Depois de enfatizar que as provas contidas nos autos dos crimes eleitorais do prefeito eram suficientes para a cassação do mandato, Bassalo afirmou que o que aconteceu em Belém, na eleição municipal de 2008, foi a “violação do Estado de Direito”.
O voto de Bassalo pela cassação do prefeito e do vice, fundamentado e com citações de acórdãos de casos semelhantes em que estavam configurados crimes eleitorais, abuso de poder econômico e de propaganda, além de promoção pessoal de candidatos com recursos públicos, empatava a disputa em 1 a 1. É que na terça-feira, o juiz Antonio Carlos Campelo, relator do processo, manifestou-se favorável ao improvimento do recurso para que Costa seja mantido na prefeitura. Com o pedido de vista de Leão, ainda faltam os votos dos juízes Vera Araújo, Ezilda Pastana, do desembargador Leonardo Tavares, que se licenciou por quatro dias porque precisou fazer uma “viagem de serviço”, além do próprio Leão.
O desembargador Raimundo Holanda Reis, que substituiu Tavares, se absteve de emitir opinião ou de votar, alegando não conhecer o processo. Ele poderia ter pedido vista dos autos, mas preferiu se utilizar da prerrogativa de não participar do julgamento.
Afirmações “gravíssimas e reveladoras”
Segundo colocado na eleição de 2008, o hoje deputado federal José Priante (PMDB) manifestou “perplexidade” com as declarações da juíza Ezilda Mutran. “Fiquei tocado pela declaração dela de que muita gente está se aproveitando desse processo e que o caso pode acabar em pizza”. Priante disse que as afirmações são “gravíssimas e reveladoras” e que oportunamente irá se manifestar sobre mais um adiamento do julgamento de Duciomar pelo TRE.
O deputado entende que seu direito nesse processo está sendo subtraído pelo tempo. “Quando a Justiça não julga, o mandato vai acabando e o prazo fica eterno. Até agora não tive nem o direito de ver o meu direito ser julgado”, resumiu Priante.
O advogado Inocêncio Mártires Coelho Júnior explicou que o retardamento no desfecho de uma ação eleitoral, especialmente quando envolve o exercício de mandato eletivo, projeta “inegável dano irreparável”.

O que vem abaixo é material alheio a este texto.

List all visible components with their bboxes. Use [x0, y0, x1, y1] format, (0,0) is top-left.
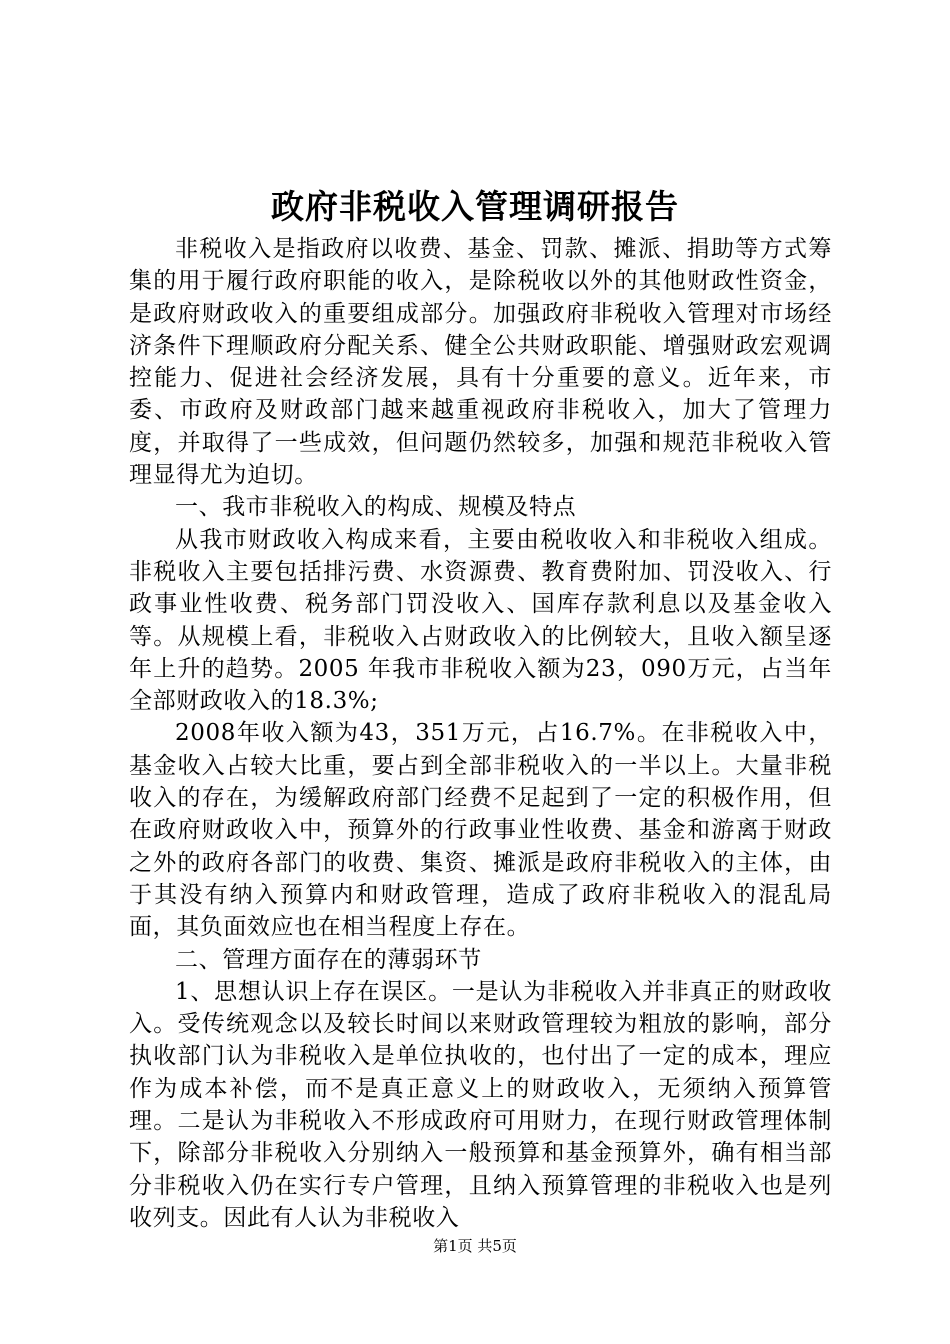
document-body [129, 233, 832, 1234]
page-title: 政府非税收入管理调研报告 [271, 187, 679, 226]
page-number-footer: 第1页 共5页 [433, 1237, 517, 1255]
paragraph-composition: 从我市财政收入构成来看，主要由税收收入和非税收入组成。非税收入主要包括排污费、水资源费、教育费附加、罚没收入、行政事业性收费、税务部门罚没收入、国库存款利息以及基金收入等。从规模上看，非税收入占财政收入的比例较大，且收入额呈逐年上升的趋势。2005 年我市非税收入额为23，090万元，占当年全部财政收入的18.3%; [129, 526, 832, 715]
paragraph-misconceptions: 1、思想认识上存在误区。一是认为非税收入并非真正的财政收入。受传统观念以及较长时间以来财政管理较为粗放的影响，部分执收部门认为非税收入是单位执收的，也付出了一定的成本，理应作为成本补偿，而不是真正意义上的财政收入，无须纳入预算管理。二是认为非税收入不形成政府可用财力，在现行财政管理体制下，除部分非税收入分别纳入一般预算和基金预算外，确有相当部分非税收入仍在实行专户管理，且纳入预算管理的非税收入也是列收列支。因此有人认为非税收入 [129, 978, 832, 1231]
section-heading-1: 一、我市非税收入的构成、规模及特点 [175, 494, 577, 521]
paragraph-intro: 非税收入是指政府以收费、基金、罚款、摊派、捐助等方式筹集的用于履行政府职能的收入，是除税收以外的其他财政性资金，是政府财政收入的重要组成部分。加强政府非税收入管理对市场经济条件下理顺政府分配关系、健全公共财政职能、增强财政宏观调控能力、促进社会经济发展，具有十分重要的意义。近年来，市委、市政府及财政部门越来越重视政府非税收入，加大了管理力度，并取得了一些成效，但问题仍然较多，加强和规范非税收入管理显得尤为迫切。 [129, 236, 832, 489]
section-heading-2: 二、管理方面存在的薄弱环节 [175, 946, 482, 973]
paragraph-scale-2008: 2008年收入额为43，351万元，占16.7%。在非税收入中，基金收入占较大比重，要占到全部非税收入的一半以上。大量非税收入的存在，为缓解政府部门经费不足起到了一定的积极作用，但在政府财政收入中，预算外的行政事业性收费、基金和游离于财政之外的政府各部门的收费、集资、摊派是政府非税收入的主体，由于其没有纳入预算内和财政管理，造成了政府非税收入的混乱局面，其负面效应也在相当程度上存在。 [129, 720, 832, 941]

A lei das eleições fixa o prazo máximo de um ano para que uma causa seja julgada pelo Poder Judiciário Eleitoral, em todas as instâncias e isso não vem sendo observado. Inocêncio declarou ser testemunha do empenho do presidente Ricardo Nunes em acelerar os julgamentos dessas causas, porém, acredita que isso não tem sido suficiente.
Ele defende que seja encontrado um método mais eficaz para neutralizar essa inércia e imprimir maior eficácia na prestação da jurisdição. Para o advogado, o valor do tempo no processo eleitoral é valioso. O mandato eletivo tem prazo certo. Quanto mais se retarda um veredicto fica a sensação de que “violar a lei eleitoral compensa”. A corajosa advertência da juíza Ezilda Mutran, diz Inocêncio, é pertinente e merece profunda reflexão.